The second lens is to model an embrace of ambiguity in solving hard problems. In a particular case study I dissected, one innovative company defined tolerance for ambiguity as a core bedrock of their culture and critical enabler of their creative process. In a time when so much of our world needs to be reimagined, and yet so little is predictable, we need leaders who are not afraid to acknowledge, own, and wrestle with uncertainty, whether it is their own or others’. We need leaders who are okay with uncovering more questions for every possible answer we come up with in the process of creating systemic change. While our culture has idealized the notion of a confident, invulnerable leader, in this day and age, I believe the most credible leaders are those who are candid about their uncertainties and gaps of expertise while pursuing better questions and collaborative solutions.

The third lens is to practice disciplined and systematic inquiry, as both a mindset and a process. In my previous work with schools in Indonesia, one of my foundation’s most important theories of change was that inquiry-based learning, as opposed to the dominant deductive methods of schooling that have been widely adopted over the past few centuries, would best prepare young learners and their learning guardians to thrive in an increasingly volatile, uncertain world. It goes without question that I am a huge proponent of the power of inquiry, yet still I find it extremely difficult to apply this to my own life.

As I write now, I’ve come to realize that the season I’m in currently is a season of questions more than it is a season of answers—and that’s intentional. This does not mean that I take a laissez-faire approach to my educational and professional journey. Rather, borrowing principles from the design thinking world, I can commit myself to cycles of divergent and convergent inquiry. While they are not mutually exclusive, I have decided that my first semester will be primarily one of open-ended exploration and gathering of questions, while in my second semester I will start to put a few structured hypotheses to the test.

There’s an uncomfortable yet productive tension that comes with the process of identity evolution as graduate students, yes, but truly as humans at-large.
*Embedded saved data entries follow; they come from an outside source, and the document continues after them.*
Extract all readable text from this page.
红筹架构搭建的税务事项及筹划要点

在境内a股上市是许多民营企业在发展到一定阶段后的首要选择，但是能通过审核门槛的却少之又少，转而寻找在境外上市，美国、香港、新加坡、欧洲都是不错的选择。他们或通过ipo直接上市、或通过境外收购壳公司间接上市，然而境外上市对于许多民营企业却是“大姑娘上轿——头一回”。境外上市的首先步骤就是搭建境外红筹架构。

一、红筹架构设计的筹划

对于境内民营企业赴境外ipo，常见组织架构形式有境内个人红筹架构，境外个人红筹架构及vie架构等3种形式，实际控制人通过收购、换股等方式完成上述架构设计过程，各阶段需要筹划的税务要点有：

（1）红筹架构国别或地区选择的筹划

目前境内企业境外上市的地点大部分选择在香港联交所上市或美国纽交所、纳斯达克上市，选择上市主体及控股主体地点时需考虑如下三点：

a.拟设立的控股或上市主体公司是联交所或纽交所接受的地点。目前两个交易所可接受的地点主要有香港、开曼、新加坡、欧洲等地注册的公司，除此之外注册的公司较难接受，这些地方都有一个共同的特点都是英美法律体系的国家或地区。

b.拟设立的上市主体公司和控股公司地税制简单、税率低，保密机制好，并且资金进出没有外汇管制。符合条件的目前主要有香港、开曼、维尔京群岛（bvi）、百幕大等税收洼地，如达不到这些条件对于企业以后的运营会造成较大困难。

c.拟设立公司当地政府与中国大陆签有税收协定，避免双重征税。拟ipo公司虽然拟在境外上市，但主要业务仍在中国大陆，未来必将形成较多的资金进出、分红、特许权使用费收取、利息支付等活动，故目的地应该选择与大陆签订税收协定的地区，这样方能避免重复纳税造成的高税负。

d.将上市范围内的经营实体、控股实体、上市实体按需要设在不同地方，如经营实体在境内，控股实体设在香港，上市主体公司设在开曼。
In the journey of leaving behind old permutations of self and moving toward new possibilities, we often live in the spaces “in between.” These threshold spaces can be disorienting—dizzying even—but they are also the birthplaces of incredible transformation and hope. I’m aware that my fellow classmates and I occupy a unique space in the midst of a unique period in world history. I am determined to be a keen observer and engaged participant in the unique forms of creation and transformation that can take place in such times.

At the end of the day, I’m still not 100 percent sure—not even 80 or 60 percent sure—what it is exactly I plan to do with this one wild and precious life of mine. I’m not sure what the world will be like when I graduate or the kind of leader Felicia will be two years from now. I do have a general direction I am pursuing, a few lines and lenses of inquiry I have committed to, and a set of hypotheses that continue to evolve daily. For now, I’m content to trust I am where I am supposed to be.